Apocalypse Villainess Transmigrates Into The Beastworld With Debt
Chapter 51: Quite the great harvest I got in this place
Hana didn’t answer. She didn’t even look at him. She watched as Caspian and Kulu touched down, the wind from their landing kicking up a storm of dust.
Tarrot, a lean warrior with a sneer, looked at Kulu and barked a harsh, mocking laugh.
"Look at our Prince. He was so pathetic that he couldn’t even get Lira to look at him, so he went for a piece of trash. A lowly and weak human. Tell me, Kulu, does she smell like the dirt she crawls on?"
Hana’s eyes narrowed. The word trash echoed in her mind, igniting a cold, white-hot fury she usually kept under lock and key.
Kulu’s face went pale with rage, his hand moving to the bone dagger at his hip. "Tarrot, watch your tongue. She is—"
"She is nothing," Manel interrupted with a deep voice, stepping forward to flank Tarrot. "She is a temporary plaything. A land-walker with no pride. To think you’d choose a spider of trash over a Saint."
Hana stepped forward, moving past Kulu. She didn’t need a dagger. She didn’t need wings. She could take out a beast twice her size with the right technique.
"Did you just call me trash?" Hana’s voice was a low, dangerous purr that cut through the insults.
She looked at the three of them—Gulian holding the weeping Lira, and the two others preening with their spears. Then, she scoffed.
"You three are very loud for warriors who are about to lose their ability to walk... or fly."
"Hana, stay back," Kulu whispered, his voice urgent. "These are the elite warriors. They are fast."
"I don’t care how fast they are," Hana said, reaching into her pack, which she had wrapped around her waist to keep the little things she picked up along the way. She pulled out a sleek, black canister she’d grabbed from the bunker’s security locker—industrial-grade riot suppressant.
Just the thing to put a violent beast to rest.
She turned her gaze to Gulian. "You want to talk about trash? You’re carrying a woman who just tried to murder my child because she was too insecure to handle a little competition. In my world, we didn’t just throw out trash. We incinerated it."
"You dare!" Gulian roared, dumping the wailing Lira onto the next falcon so he could lunge forward with his spear.
Hana didn’t flinch. She didn’t even move her feet.

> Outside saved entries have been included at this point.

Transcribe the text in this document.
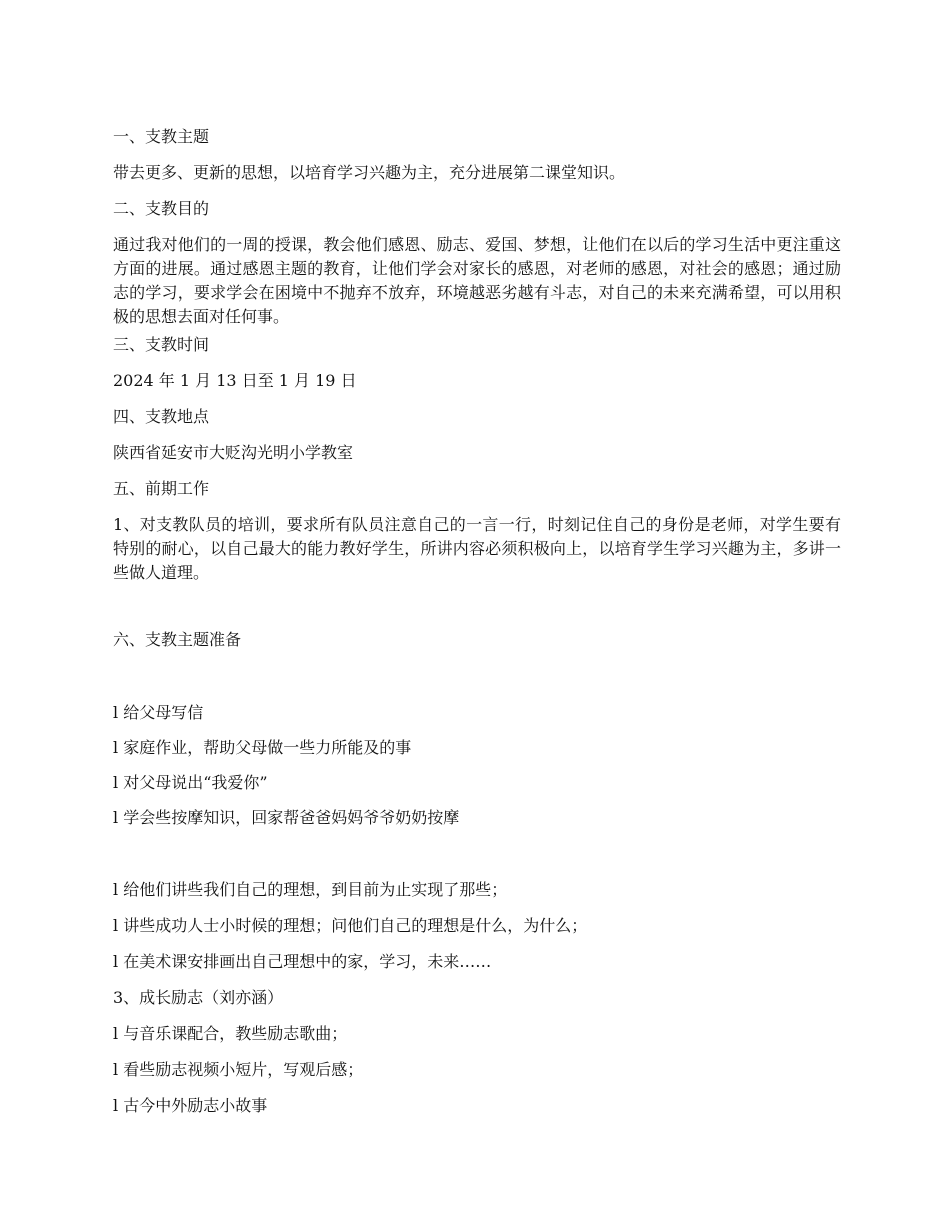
一、支教主题

带去更多、更新的思想，以培育学习兴趣为主，充分进展第二课堂知识。

二、支教目的

通过我对他们的一周的授课，教会他们感恩、励志、爱国、梦想，让他们在以后的学习生活中更注重这方面的进展。通过感恩主题的教育，让他们学会对家长的感恩，对老师的感恩，对社会的感恩；通过励志的学习，要求学会在困境中不抛弃不放弃，环境越恶劣越有斗志，对自己的未来充满希望，可以用积极的思想去面对任何事。

三、支教时间

2024 年 1 月 13 日至 1 月 19 日

四、支教地点

陕西省延安市大贬沟光明小学教室

五、前期工作

1、对支教队员的培训，要求所有队员注意自己的一言一行，时刻记住自己的身份是老师，对学生要有特别的耐心，以自己最大的能力教好学生，所讲内容必须积极向上，以培育学生学习兴趣为主，多讲一些做人道理。

六、支教主题准备

l 给父母写信

l 家庭作业，帮助父母做一些力所能及的事

l 对父母说出“我爱你”

l 学会些按摩知识，回家帮爸爸妈妈爷爷奶奶按摩

l 给他们讲些我们自己的理想，到目前为止实现了那些；

l 讲些成功人士小时候的理想；问他们自己的理想是什么，为什么；

l 在美术课安排画出自己理想中的家，学习，未来……

3、成长励志（刘亦涵）

l 与音乐课配合，教些励志歌曲；

l 看些励志视频小短片，写观后感；

l 古今中外励志小故事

As the spear tip whistled toward her, she avoided it with a sway of her head and thumbed the trigger on the black canister.
A thick, invisible cloud of high-potency riot suppressant hissed into the air, caught by the mountain wind and blown directly into the warriors’ faces.
It wasn’t magic. It was chemistry.
Gulian, Tarrot, and Manel suddenly dropped their weapons, their hands flying to their eyes as they let out strangled, agonizing screams.
The "Elite Warriors" collapsed into the red dirt, coughing and retching, their wings thrashing uselessly in the dust. Lira was left scrambling away on her hands and knees, gasping as the edge of the cloud hit her too.
Hana walked forward, her bare feet stopping inches from Gulian’s head as he clawed at his burning face. She looked down at him with total, icy boredom.
"Next time you want to call someone trash," Hana said, her voice dropping to a whisper that cut through his coughing, "make sure you aren’t the one lying in the dirt."
Then, she lifted her leg and stepped on his wings hard, breaking the powerful joints.
He screamed, an agonizing wail, and then she turned to the other two, who were already scrambling away with their wings.
Even if they couldn’t see, they could at least flee from there.
Hana watched them scurrying away like flies and scoffed. Then, she turned back to Caspian and Kulu, who were staring in absolute, stunned silence.
Even Caspian’s nostrils stopped smoking for a second, his head tilting as he tried to figure out what ’invisible fire’ Hana had just breathed on them.
> [NOTIFICATION: WICKED BONUS - PSYCHOLOGICAL DOMINANCE]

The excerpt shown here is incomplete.